To do those kinds of visualizations takes an immense amount of processing power.
You may be able to use integer-based math and show an "oscilloscope" like waveform on the screen, but it certainly wont be fast. you basically have to sample the audio at a given frequency, and record the dB levels of each sample in a table for a given time period.
Then this table is painted in a graph on screen. Lots of math work that an FPU would be good at doing, but with a certain degree of error, can be done with integers only.
Spectrum Analyzer visualization FFT? You may be able to use some optimized routines that were targeted for 8-bit MCUs like the Atmel AVR/PIC since they are table based. But again, the sampling takes the most amount of overhead and RAM.
did software exist to do this back then? Yea kinda. probably not on a Mac though. However given the knowledge we have today with doing oscillographs and DFT/FFT on a RISC microcontroller, it can probably be done.

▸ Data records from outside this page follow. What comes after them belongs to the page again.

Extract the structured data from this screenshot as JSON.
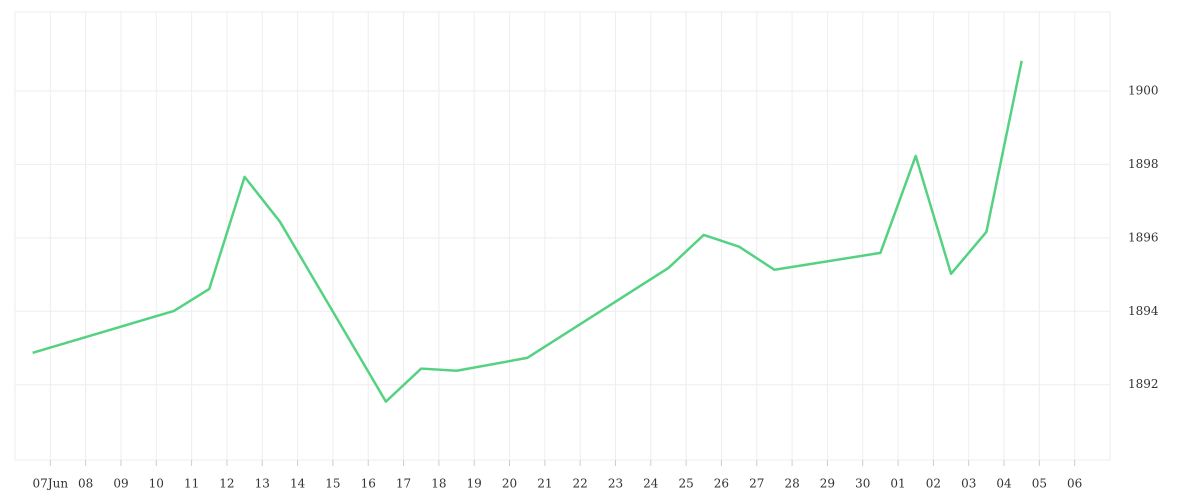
{
  "chart_data": {
    "type": "line",
    "x": [
      -0.5,
      3.5,
      4.5,
      5.5,
      6.5,
      9.5,
      10.5,
      11.5,
      13.5,
      17.5,
      18.5,
      19.5,
      20.5,
      23.5,
      24.5,
      25.5,
      26.5,
      27.5
    ],
    "series": [
      {
        "color": "#55d281",
        "values": [
          1892.87,
          1894.01,
          1894.61,
          1897.66,
          1896.44,
          1891.54,
          1892.44,
          1892.38,
          1892.73,
          1895.18,
          1896.08,
          1895.76,
          1895.13,
          1895.59,
          1898.23,
          1895.02,
          1896.16,
          1900.82
        ]
      }
    ],
    "xlim": [
      -1,
      30
    ],
    "xticks": [
      {
        "value": 0,
        "label": "07Jun"
      },
      {
        "value": 1,
        "label": "08"
      },
      {
        "value": 2,
        "label": "09"
      },
      {
        "value": 3,
        "label": "10"
      },
      {
        "value": 4,
        "label": "11"
      },
      {
        "value": 5,
        "label": "12"
      },
      {
        "value": 6,
        "label": "13"
      },
      {
        "value": 7,
        "label": "14"
      },
      {
        "value": 8,
        "label": "15"
      },
      {
        "value": 9,
        "label": "16"
      },
      {
        "value": 10,
        "label": "17"
      },
      {
        "value": 11,
        "label": "18"
      },
      {
        "value": 12,
        "label": "19"
      },
      {
        "value": 13,
        "label": "20"
      },
      {
        "value": 14,
        "label": "21"
      },
      {
        "value": 15,
        "label": "22"
      },
      {
        "value": 16,
        "label": "23"
      },
      {
        "value": 17,
        "label": "24"
      },
      {
        "value": 18,
        "label": "25"
      },
      {
        "value": 19,
        "label": "26"
      },
      {
        "value": 20,
        "label": "27"
      },
      {
        "value": 21,
        "label": "28"
      },
      {
        "value": 22,
        "label": "29"
      },
      {
        "value": 23,
        "label": "30"
      },
      {
        "value": 24,
        "label": "01"
      },
      {
        "value": 25,
        "label": "02"
      },
      {
        "value": 26,
        "label": "03"
      },
      {
        "value": 27,
        "label": "04"
      },
      {
        "value": 28,
        "label": "05"
      },
      {
        "value": 29,
        "label": "06"
      }
    ],
    "ylim": [
      1889.95,
      1902.15
    ],
    "yticks": [
      1892,
      1894,
      1896,
      1898,
      1900
    ],
    "grid": true,
    "y_axis_side": "right"
  }
}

Back in the old days, I used CD Spectrum Pro on windows and it worked ok but it really needed a pentium. a 486 could do it with Goldwave, but only like a 7 band visualizer. 386 was too choppy and had lots of lag.
This topic has kind of peaked my interest because I have been meaning to write a program to do something like this one day on a vintage mac, but my plan was to use external hardware for sampling etc. Would be interesting if it could be pulled off using entirely the original hardware. it would have to be written and compiled in highly optimized C, no way around that.